O TCE-MG (Tribunal de Contas do Estado de Minas Gerais) determinou a suspensão da licitação conduzida pela Copasa (Companhia de Saneamento de Minas Gerais) destinada à implantação e operação da ETE (Estação de Tratamento de Esgoto) do Ribeirão do Onça, na Grande Belo Horizonte, considerada o certame mais aguardado do ano para o setor de saneamento. A decisão foi motivada por denúncias sobre possíveis irregularidades no processo licitatório.
A suspensão, datada de 16 de abril, não interrompe os estudos para a desestatização da companhia, mas impede a realização de atos irreversíveis — ou seja, paralisa efetivamente o processo de venda. Os documentos do processo chegaram a ser publicados após essa data, o que gerou dúvidas sobre o alcance real da decisão.
Problemas identificados no processo
Maurício Portugal explicou que a decisão do TCE-MG se apoia em dois relatórios técnicos que permanecem sob sigilo. Apesar disso, os problemas apontados nesses relatórios teriam vazado em grupos ligados ao setor de infraestrutura.
Portugal afirmou ter verificado a existência dessas irregularidades de forma independente. “A gente não tem certeza que eles estão no relatório, mas os problemas existem. Eu analisei e eles existem”, declarou.
Entre os pontos críticos identificados, Portugal destacou a exclusão das áreas irregulares — como favelas — das metas de universalização do saneamento. Segundo ele, em outros processos de desestatização, como o da Cedae no Rio de Janeiro, foram criadas verbas específicas para investimentos nessas localidades.
“Lá na Cedae se criou uma verba específica que tem que ser investida ano a ano nas favelas”, afirmou. No caso da Copasa, “não tem nada semelhante”.
Contratos com municípios e impacto nas tarifas
Outro problema apontado é que os contratos com a grande maioria dos municípios atendidos pela Copasa ainda não foram firmados. O único contrato conhecido é o de Belo Horizonte, que representa cerca de 30% da receita da companhia.
Além disso, o modelo contratual em discussão prevê que o valor pago a título de outorga aos municípios seja repassado diretamente ao usuário por meio de aumento tarifário. “O modelo de Belo Horizonte já assinado diz expressamente que o valor que foi pago ao município de Belo Horizonte vai aumentar a tarifa ao usuário”, explicou Portugal, acrescentando que não há nenhum mecanismo de amortecimento desse reajuste, ao contrário do que ocorre em São Paulo.

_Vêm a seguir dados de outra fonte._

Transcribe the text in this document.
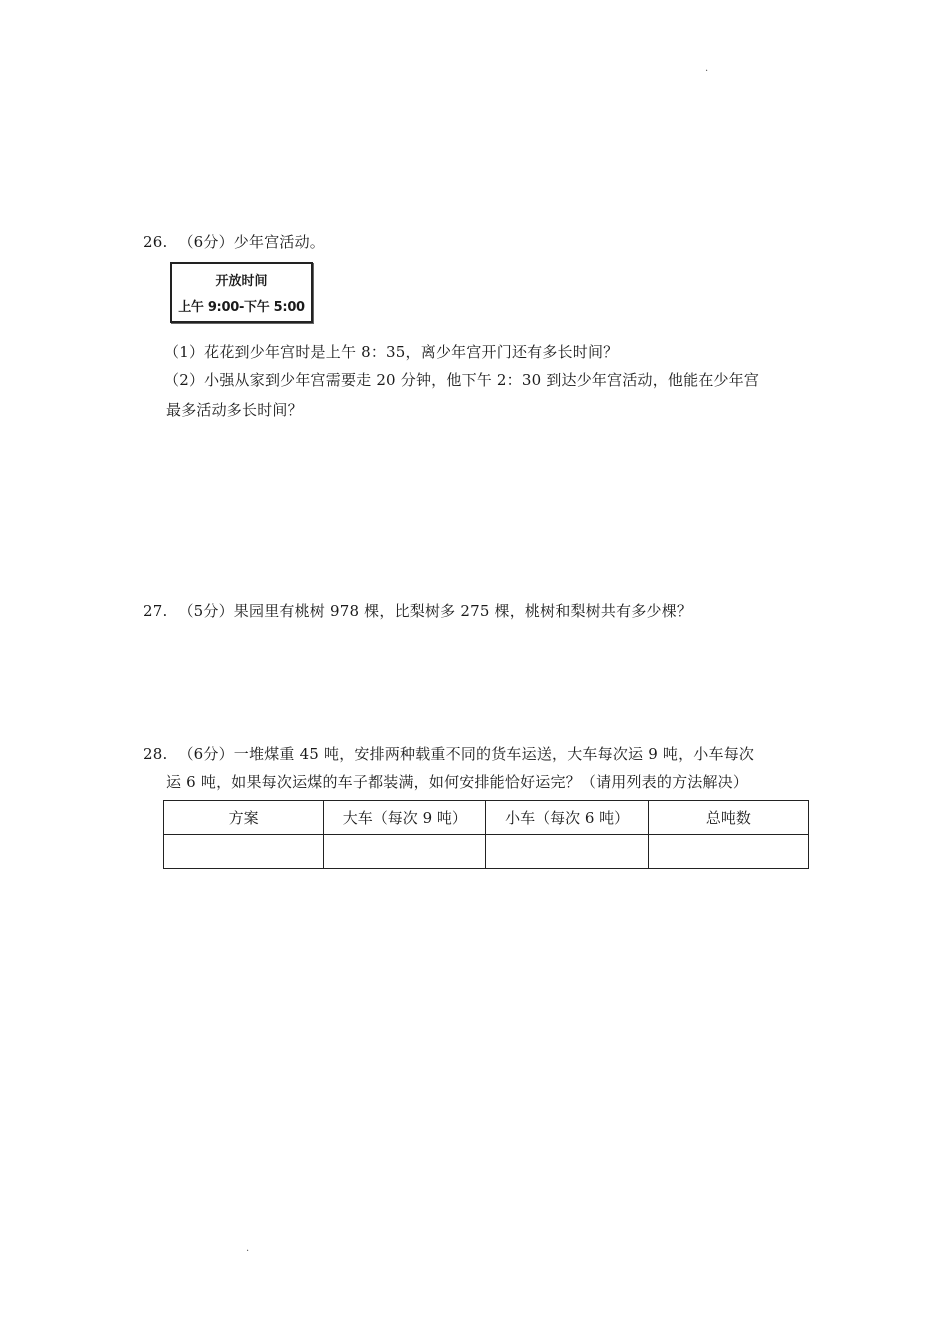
.
26. （6分）少年宫活动。
开放时间
上午 9:00-下午 5:00
（1）花花到少年宫时是上午 8：35，离少年宫开门还有多长时间？
（2）小强从家到少年宫需要走 20 分钟，他下午 2：30 到达少年宫活动，他能在少年宫
最多活动多长时间？
27. （5分）果园里有桃树 978 棵，比梨树多 275 棵，桃树和梨树共有多少棵？
28. （6分）一堆煤重 45 吨，安排两种载重不同的货车运送，大车每次运 9 吨，小车每次
运 6 吨，如果每次运煤的车子都装满，如何安排能恰好运完？（请用列表的方法解决）
方案	大车（每次 9 吨）	小车（每次 6 吨）	总吨数

.
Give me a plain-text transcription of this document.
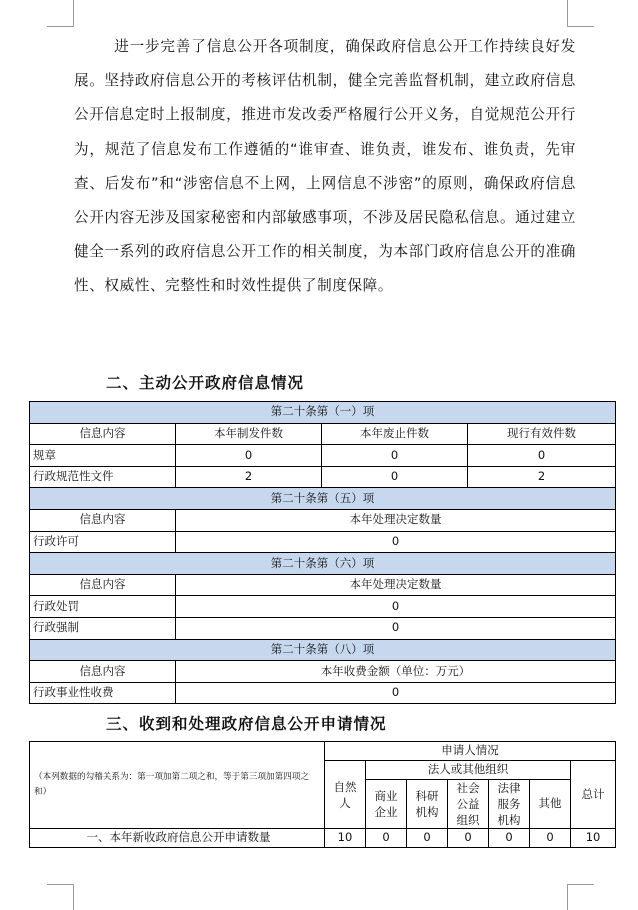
进一步完善了信息公开各项制度，确保政府信息公开工作持续良好发展。坚持政府信息公开的考核评估机制，健全完善监督机制，建立政府信息公开信息定时上报制度，推进市发改委严格履行公开义务，自觉规范公开行为，规范了信息发布工作遵循的“谁审查、谁负责，谁发布、谁负责，先审查、后发布”和“涉密信息不上网，上网信息不涉密”的原则，确保政府信息公开内容无涉及国家秘密和内部敏感事项，不涉及居民隐私信息。通过建立健全一系列的政府信息公开工作的相关制度，为本部门政府信息公开的准确性、权威性、完整性和时效性提供了制度保障。

二、主动公开政府信息情况
第二十条第（一）项			
信息内容	本年制发件数	本年废止件数	现行有效件数
规章	0	0	0
行政规范性文件	2	0	2
第二十条第（五）项			
信息内容	本年处理决定数量		
行政许可	0		
第二十条第（六）项			
信息内容	本年处理决定数量		
行政处罚	0		
行政强制	0		
第二十条第（八）项			
信息内容	本年收费金额（单位：万元）		
行政事业性收费	0		
三、收到和处理政府信息公开申请情况
（本列数据的勾稽关系为：第一项加第二项之和，等于第三项加第四项之和）	申请人情况						
	自然人	法人或其他组织					总计
		商业企业	科研机构	社会公益组织	法律服务机构	其他	
一、本年新收政府信息公开申请数量	10	0	0	0	0	0	10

Portugal também apontou fragilidades nas obrigações de investimento previstas nos contratos. Segundo ele, há uma cláusula que permite à Copasa desistir de investimentos sem a necessidade de apresentar relatórios de evolução das obras a verificadores independentes. Isso, na sua avaliação, cria uma espécie de imunidade que pode comprometer o atingimento das metas de universalização. “O problema é que o desenho dessa relativização das obrigações de investimento neste contrato dá a impressão que vai relativizar também o atingimento das metas”, afirmou.
Avaliação geral: problemas e avanços
Apesar das críticas, Portugal reconheceu aspectos positivos no processo. Um deles é a permissão para que empresas com fundos de investimento e bancos entre seus controladores participem do leilão — restrição que havia sido adotada no processo da Sabesp e que, segundo ele, foi inadequada. “Não tem só problemas, tem também pequenas evoluções”, ponderou.
Ainda assim, Portugal concluiu que, se as razões divulgadas de fato constam nos relatórios sigilosos, a suspensão pelo TCE-MG é justificada. “O TCE tem razão de parar, precisa reestruturar, fazer um processo bem feito”, avaliou, citando o processo da Sabesp como referência. Para ele, os problemas relacionados à proteção do usuário e ao modelo regulatório precisam ser resolvidos antes que a desestatização avance.
Em nota, a Copasa afirmou que “recebe com naturalidade e respeito” a decisão cautelar e que encara o procedimento “como uma etapa legítima de fiscalização, comum em projetos de grande magnitude”.
Ainda segundo a companhia, “a suspensão é temporária e visa permitir uma análise técnica aprofundada por parte do TCEMG”.
“A companhia apresentará todos os esclarecimentos e documentos necessários para comprovar a segurança jurídica, econômica e técnica do certame, fundamentado no modelo de contratação integrada (TOTEX) e em soluções de inovação tecnológica. A empresa reitera que não há, neste momento, risco de interrupção dos serviços de saneamento já prestados e que o objetivo central deste investimento de cerca de R$ 1 bilhão é justamente expandir a capacidade operacional e garantir a eficiência do sistema para as próximas décadas. A Copasa permanece à disposição do Tribunal e reafirma seu compromisso com a transparência e com a entrega de melhorias essenciais à saúde pública e ao meio ambiente”, finaliza a nota.